At first, I wanted to give this book a “Five Star(fish)” rating, but that was lame.
In lieu of a number or object based rating system, I’ll say this—Starfish is a good book.
Product Review: Lay’s Chicken & Waffle Potato Chips
“Short of examining the entire history of each individual participating, short of anatomizing each soul, what hope has anyone of understanding a Situation?” —Thomas Pynchon, from the novel V.
So, what is the situation here? We have chicken. We have waffles. From what I’ve heard, the combination is wildly popular in the deep American South. Then we have a potato chip company, trying to fuse the two into a flat, crunchy, wafer-like substance.
We’ll start at the beginning—what do we know about chickens? They taste good, especially when cooked and slathered in any variety of sauces—teriyaki, barbecue, sweet & sour, the list goes on—but what business do they have canoodling with potato chips?
And the waffle—a doughy member of the cake family, commonly stamped with a gridded pattern of craters that house syrup, butter, and any other condiment desired by the diner.
Then comes Lay’s, a potato chip manufacturer with origins in the American state of Ohio. Of what interest is a soul food classic to a corporate giant?

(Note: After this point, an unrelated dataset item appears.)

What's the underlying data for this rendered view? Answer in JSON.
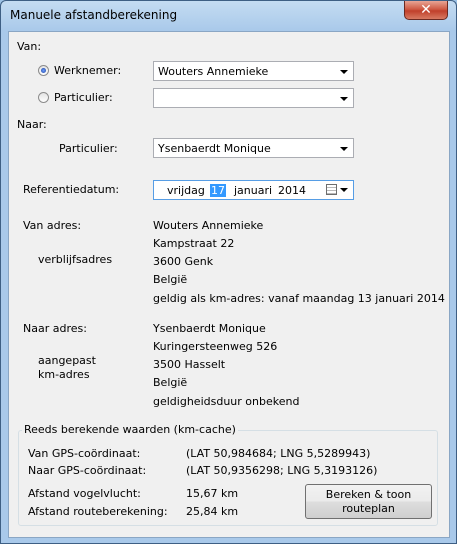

All signs point to something vile, sinister, and altogether dastardly that will probably in one way or another screw over immigrants or the lower class.
Prelude to the taste test: I properly cleansed my palate—three saltines, washed down with a glass of water. Room temperature, lingering between 69 and 70 degrees, Farenheit. Optimal for ingestion, and its successor, digestion. Comfortable seat. Napkins. Hands washed. Heart at resting rate. Other vital signs—appeared to be normal.
Presentation: The chips had a very light tannish-orange color to them. They didn’t differ in basic appearance from any other potato-based crisp product I have ever consumed. I briefly thought, in a flight of whimsy, that it would be pleasantly delightful if Lay’s had invested in the research and development necessary to produce a waffle-like grid pattern on each individual chip. Then my mind came back to earth, and I chuckled at the notion of how ridiculous that would be.
Initial impression: First chip, of an ovoid shape, equal in area to four quarters, American. There was a noticeable transfer of oil onto my fingers. The crunch, nothing special. If Lay’s thinks they’re gonna come into my house with a groovy new product, believing that I’m not hip to chip culture, and then drop a lackluster crack-a-lack on me, well, then, they’ve got another thing coming. I’m not saying it was a bad crunch. It could have been better. Yet, I couldn’t help but wonder, was this a sly allusion to the delicate, yet noticeable crust of an expertly-crafted waffle, or the first bite of a fried-chicken drumstick, where there is a palpable crunch, but not in an overpowering manner? If so, well-played. If not, then I give them a hearty “eh.”
Taste: I suppose I could have just said this at the beginning—the chips just taste like syrup.